Toward Applications of Genomics and Metabolic Modeling to Improve Algal Biomass Productivity

Abstract

Genomic sequencing is the first step in a systems level study of an algal species, and sequencing studies have grown steadily in recent years. Completed sequences can be tied to algal phenotypes at a systems level through constructing genome-scale metabolic network models. Those models allow the prediction of algal phenotypes and genetic or metabolic modifications, and are constructed by tying the genes to reactions using enzyme databases, then representing those reactions in a concise mathematical form by means of stoichiometric matrices. This is followed by experimental validation using gene deletion or proteomics and metabolomics studies that may result in adding reactions to the model and filling phenotypic gaps.
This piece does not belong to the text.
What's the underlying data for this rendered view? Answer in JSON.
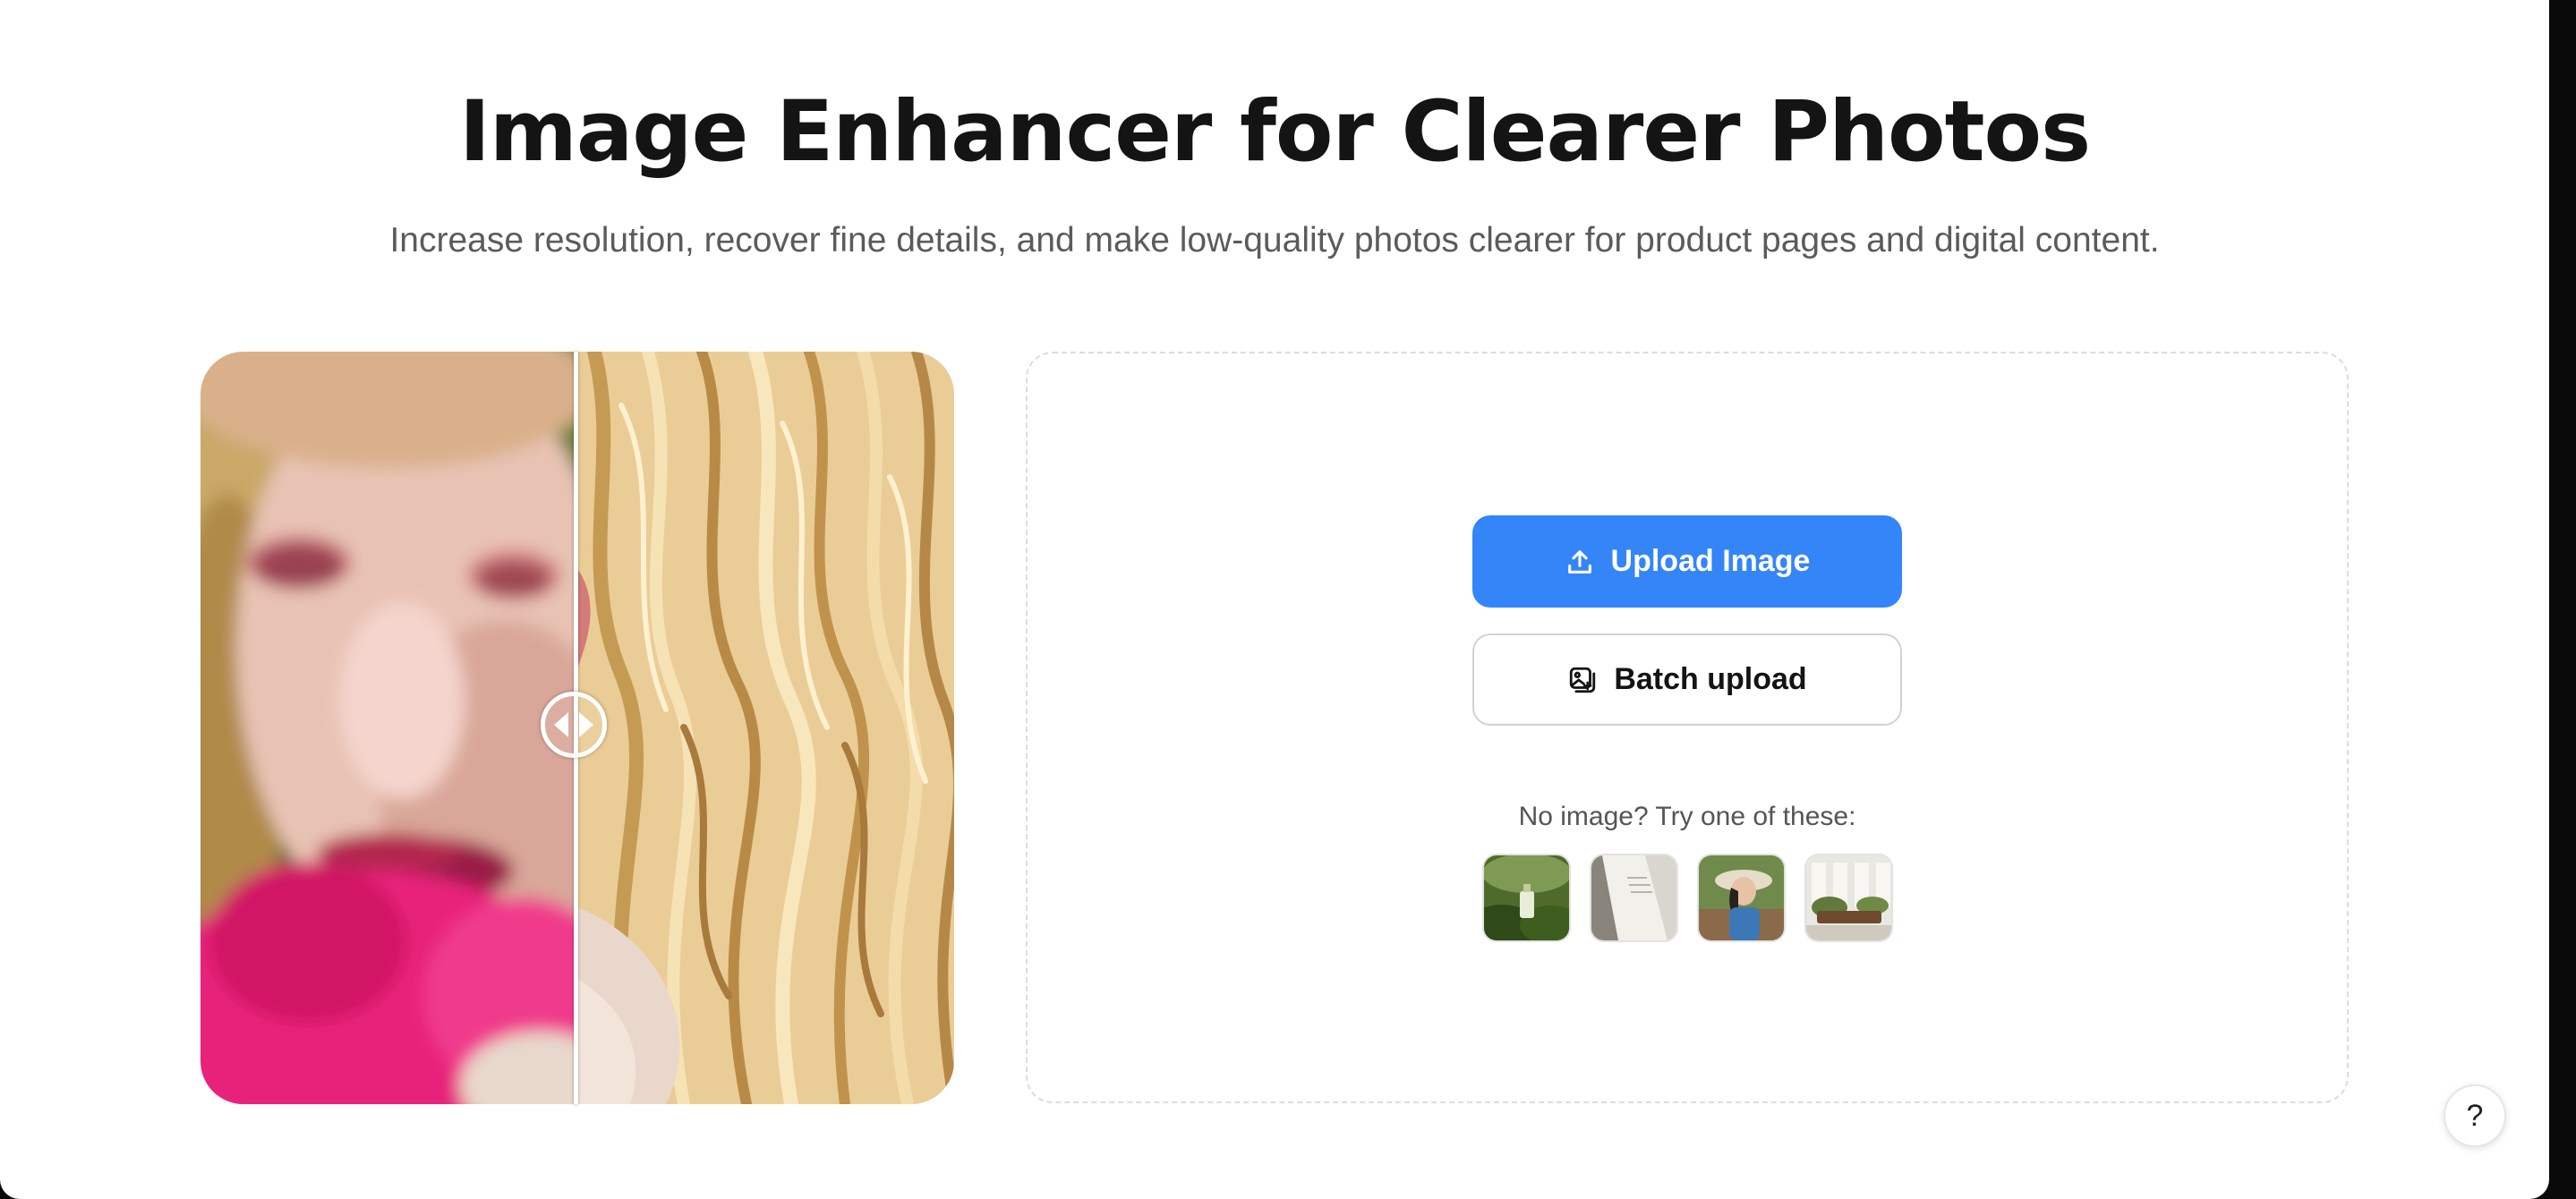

In this chapter, we offer a summary of completed and ongoing algal genomic projects before proceeding to holistically describing the process of constructing genome-scale metabolic models. Relevant examples of algal metabolic models are presented and discussed. The analysis of an alga’s emergent properties from metabolic models is also demonstrated using flux balance analysis (FBA) and related constraint-based approaches to optimize a given metabolic phenotype, or sets of phenotypes such as algal biomass. We also summarize readily available optimization tools rooted in constraint-based modeling that allow for optimizing bioproduction and algal strains. Examples include tools used to develop knockout strategies, identify optimal bioproduction strains, analyze gene deletions, and explore functional relationships within sets in a metabolic model. All in all, this systems level approach can lead to a better understanding and prediction of algal metabolism leading to more robust and cheaper applications.